Big O Proof

Hi all! I'm supposed to prove the following:

Suppose that m is a positive real number. Show that Sigma(j^m), j runs from 1 to n is O(n^(m+1)).

So we have:

Sigma(j^m), j runs from 1 to n = 1^m + 2^m + 3^m + . . . + n^m

I think we should use induction on m here to prove this.

Basis Step:

m = 1

This is definitely true for m = 1 because we have

Sigma(j^1), j runs from 1 to n = n(n+1)/2 which is O(n^2)

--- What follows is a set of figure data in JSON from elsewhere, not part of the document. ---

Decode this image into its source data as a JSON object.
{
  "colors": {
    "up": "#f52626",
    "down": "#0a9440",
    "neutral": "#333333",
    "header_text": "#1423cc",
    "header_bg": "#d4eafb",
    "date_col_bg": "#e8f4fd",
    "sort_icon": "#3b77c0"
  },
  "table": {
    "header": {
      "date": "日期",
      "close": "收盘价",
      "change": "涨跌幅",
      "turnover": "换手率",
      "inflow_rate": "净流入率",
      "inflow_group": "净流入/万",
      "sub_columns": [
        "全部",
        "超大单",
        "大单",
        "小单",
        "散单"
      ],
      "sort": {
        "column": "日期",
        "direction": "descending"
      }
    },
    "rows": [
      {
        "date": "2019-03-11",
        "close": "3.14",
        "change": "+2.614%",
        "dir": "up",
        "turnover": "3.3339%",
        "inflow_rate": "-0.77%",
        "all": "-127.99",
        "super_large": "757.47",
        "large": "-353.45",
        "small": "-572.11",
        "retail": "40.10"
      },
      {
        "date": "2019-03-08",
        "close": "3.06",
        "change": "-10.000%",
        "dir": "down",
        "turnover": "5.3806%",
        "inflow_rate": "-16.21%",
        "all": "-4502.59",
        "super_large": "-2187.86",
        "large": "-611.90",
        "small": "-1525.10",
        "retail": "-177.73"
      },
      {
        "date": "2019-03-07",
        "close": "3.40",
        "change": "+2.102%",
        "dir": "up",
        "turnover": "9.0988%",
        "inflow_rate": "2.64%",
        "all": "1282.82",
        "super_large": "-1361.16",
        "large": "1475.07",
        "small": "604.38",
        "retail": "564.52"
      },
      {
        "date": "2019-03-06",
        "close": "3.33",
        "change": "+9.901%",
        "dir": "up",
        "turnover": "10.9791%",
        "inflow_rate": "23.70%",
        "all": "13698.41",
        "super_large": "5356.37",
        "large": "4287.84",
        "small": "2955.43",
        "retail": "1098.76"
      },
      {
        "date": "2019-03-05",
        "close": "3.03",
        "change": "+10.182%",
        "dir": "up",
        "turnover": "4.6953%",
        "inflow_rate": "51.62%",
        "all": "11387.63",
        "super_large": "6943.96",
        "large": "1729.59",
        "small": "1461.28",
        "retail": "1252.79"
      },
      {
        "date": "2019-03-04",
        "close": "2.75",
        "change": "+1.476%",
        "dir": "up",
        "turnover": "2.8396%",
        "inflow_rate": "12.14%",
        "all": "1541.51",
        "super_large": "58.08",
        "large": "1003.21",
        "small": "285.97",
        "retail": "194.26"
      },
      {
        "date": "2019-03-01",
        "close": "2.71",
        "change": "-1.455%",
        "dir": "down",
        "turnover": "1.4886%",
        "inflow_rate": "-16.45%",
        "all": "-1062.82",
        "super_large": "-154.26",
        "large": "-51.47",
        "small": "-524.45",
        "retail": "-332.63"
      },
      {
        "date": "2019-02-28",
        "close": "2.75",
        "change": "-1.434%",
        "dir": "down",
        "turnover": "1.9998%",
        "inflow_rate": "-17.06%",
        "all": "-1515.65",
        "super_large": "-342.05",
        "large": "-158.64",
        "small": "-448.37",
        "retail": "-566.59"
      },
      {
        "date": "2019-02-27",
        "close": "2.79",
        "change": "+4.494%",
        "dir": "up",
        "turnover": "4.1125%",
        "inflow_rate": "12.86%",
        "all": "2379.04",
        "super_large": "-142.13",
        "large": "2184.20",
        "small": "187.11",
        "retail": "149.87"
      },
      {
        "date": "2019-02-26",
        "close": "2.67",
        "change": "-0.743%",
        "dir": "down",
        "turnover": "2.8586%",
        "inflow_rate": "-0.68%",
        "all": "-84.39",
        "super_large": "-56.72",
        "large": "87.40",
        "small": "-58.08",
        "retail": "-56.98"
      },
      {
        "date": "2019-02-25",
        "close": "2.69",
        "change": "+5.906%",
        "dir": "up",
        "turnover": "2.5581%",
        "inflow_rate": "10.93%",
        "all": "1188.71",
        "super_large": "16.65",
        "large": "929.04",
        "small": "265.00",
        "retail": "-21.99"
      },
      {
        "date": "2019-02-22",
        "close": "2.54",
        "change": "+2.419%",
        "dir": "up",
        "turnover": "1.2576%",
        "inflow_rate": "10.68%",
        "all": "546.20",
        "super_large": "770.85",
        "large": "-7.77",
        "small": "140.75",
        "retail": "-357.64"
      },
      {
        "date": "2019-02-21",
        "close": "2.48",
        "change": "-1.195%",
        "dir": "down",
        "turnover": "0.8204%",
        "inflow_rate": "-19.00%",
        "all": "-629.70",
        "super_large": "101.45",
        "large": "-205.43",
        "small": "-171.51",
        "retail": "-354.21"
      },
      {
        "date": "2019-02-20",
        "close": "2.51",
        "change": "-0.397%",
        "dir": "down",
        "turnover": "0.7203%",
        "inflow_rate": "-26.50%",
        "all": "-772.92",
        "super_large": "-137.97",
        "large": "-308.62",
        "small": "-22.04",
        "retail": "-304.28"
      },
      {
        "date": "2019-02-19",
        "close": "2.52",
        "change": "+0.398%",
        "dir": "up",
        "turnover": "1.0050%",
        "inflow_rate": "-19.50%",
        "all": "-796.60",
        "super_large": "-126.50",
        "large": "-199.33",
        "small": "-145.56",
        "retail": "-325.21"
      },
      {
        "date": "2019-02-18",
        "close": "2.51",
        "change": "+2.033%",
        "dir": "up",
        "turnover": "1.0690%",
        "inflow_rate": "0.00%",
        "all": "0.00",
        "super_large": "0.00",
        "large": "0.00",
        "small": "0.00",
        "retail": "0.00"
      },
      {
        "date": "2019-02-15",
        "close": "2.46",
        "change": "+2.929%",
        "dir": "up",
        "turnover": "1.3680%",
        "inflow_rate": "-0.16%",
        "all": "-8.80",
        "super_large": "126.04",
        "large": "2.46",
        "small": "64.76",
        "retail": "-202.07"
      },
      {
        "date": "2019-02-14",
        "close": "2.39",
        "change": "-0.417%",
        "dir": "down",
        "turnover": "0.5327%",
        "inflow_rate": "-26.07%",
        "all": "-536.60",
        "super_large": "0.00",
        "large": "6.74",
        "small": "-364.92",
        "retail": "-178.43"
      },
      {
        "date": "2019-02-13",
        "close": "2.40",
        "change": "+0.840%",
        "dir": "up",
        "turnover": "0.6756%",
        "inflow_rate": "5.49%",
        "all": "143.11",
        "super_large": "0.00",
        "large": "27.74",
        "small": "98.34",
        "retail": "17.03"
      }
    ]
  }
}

Now, O(n^2) = O(n^(1+1) = O(n^(m+1)

Inductive Step:

Assume Sigma(j^m), j runs from 1 to n is O(n^(m+1)) to be true. That is, it is true for m = n. (Inductive Hypothesis)

Then must show it is also true for m = n + 1:

Sigma(j^m), j runs from 1 to n + 1

= Sigma(j^m), j runs from 1 to n + j^(n+1)

= O(n^(m+1)) + j^(n+1) (By Inductive Hypothesis)

= . . .

At this point how do I conclude that the whole thing is O(n^(m+1))?

Any help will be appreciated. I'm trying to get a hold of these big O proofs.